Nachdem die Stadt Köln die Archivalienbergung am Waidmarkt abgeschlossen hat und die hierfür hergestellte Bergebaugrube - soweit dies erforderlich war - zurückgebaut und verfüllt wurde, wird die Kölner Verkehrs-Betriebe AG in Zusammenarbeit mit der Stadt Köln unverzüglich mit den Arbeiten für den Bau einer Besichtigungsbaugrube be-ginnen. Das Bauwerk wird benötigt, um die Ursache für den Einsturz des Stadtarchivs und zweier angrenzender Wohnhäuser zu ermitteln, bei dem zwei junge Männer am 3. März 2009 ihr Leben verloren.

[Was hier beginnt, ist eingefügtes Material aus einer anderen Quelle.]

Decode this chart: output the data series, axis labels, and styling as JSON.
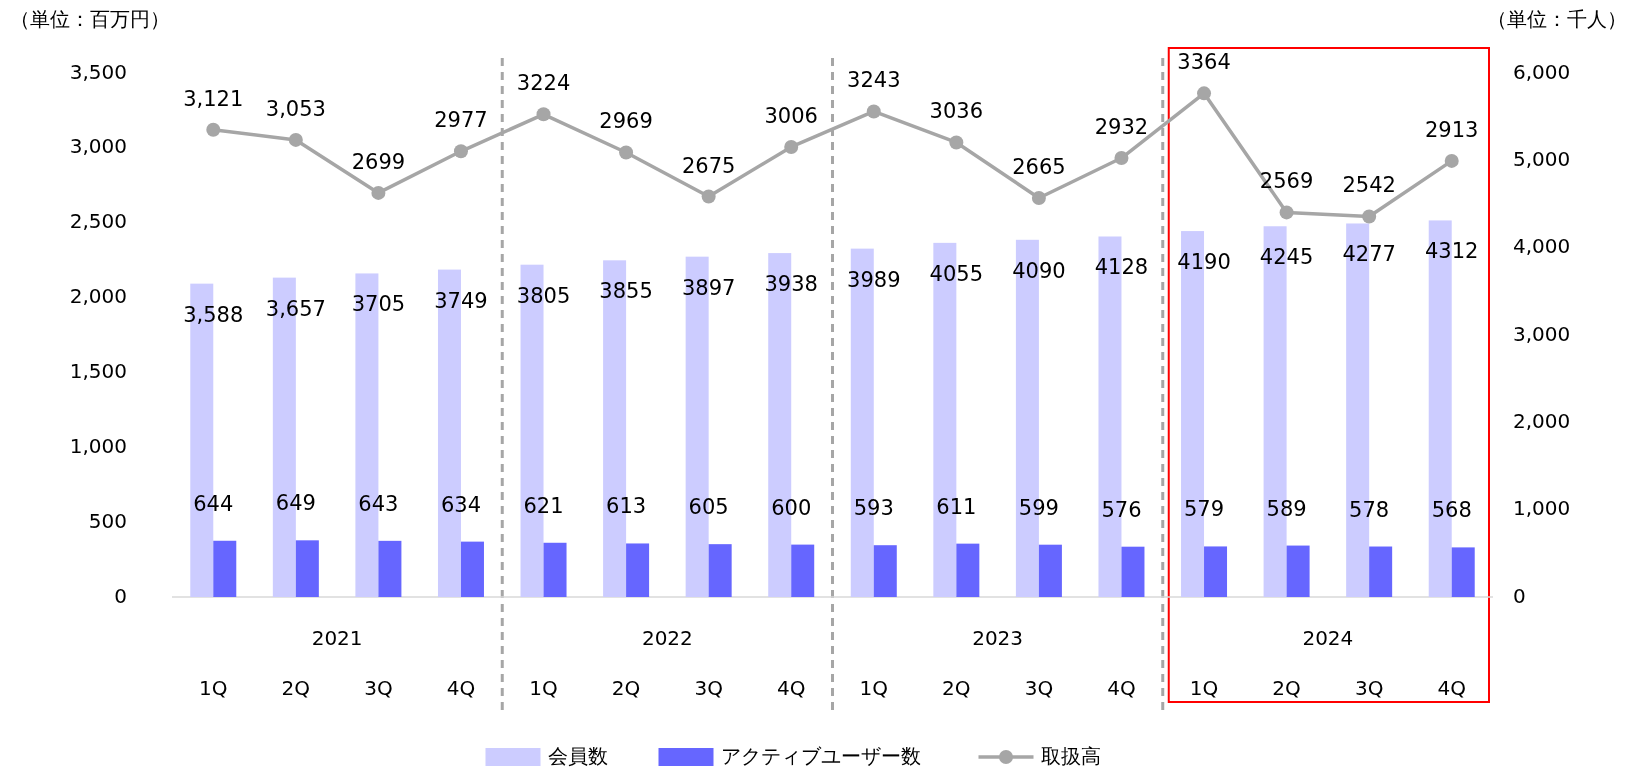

Die Staatsanwaltschaft Köln ermittelt in einem strafrechtlichen Verfahren mit eigenen Gutachtern gegen Unbekannt wegen fahrlässiger Tötung, fahrlässiger Körperverletzung und Baugefährdung. Um die Unglücksursache und damit die hierfür Verantwortlichen zu ermitteln, haben die Stadt Köln und die Kölner Verkehrs-Betriebe AG (KVB) am 9. März 2009 zusätzlich ein selbständiges Beweissicherungsverfahren gegen die Arbeitsgemeinschaft Nord-Süd Stadtbahn Köln, Los Süd (kurz: Arge Los Süd) beim Landgericht Köln beantragt. Durchgeführt wird das Verfahren von dem Sachverständigen Dr.-Ing. Hans-Georg Kempfert, Prof. em. für Geotechnik und Geohydraulik. Er arbeitet unabhängig von den Antragstellern, wurde vom Gericht bestellt und berichtet auch direkt an dieses. Das geplante Besichtigungsbauwerk wird von Gutachtern der Staatsanwaltschaft sowie dem Sachverständigen des Gerichts gleichermaßen genutzt werden, um die Schadensursache zweifelsfrei aufklären zu können.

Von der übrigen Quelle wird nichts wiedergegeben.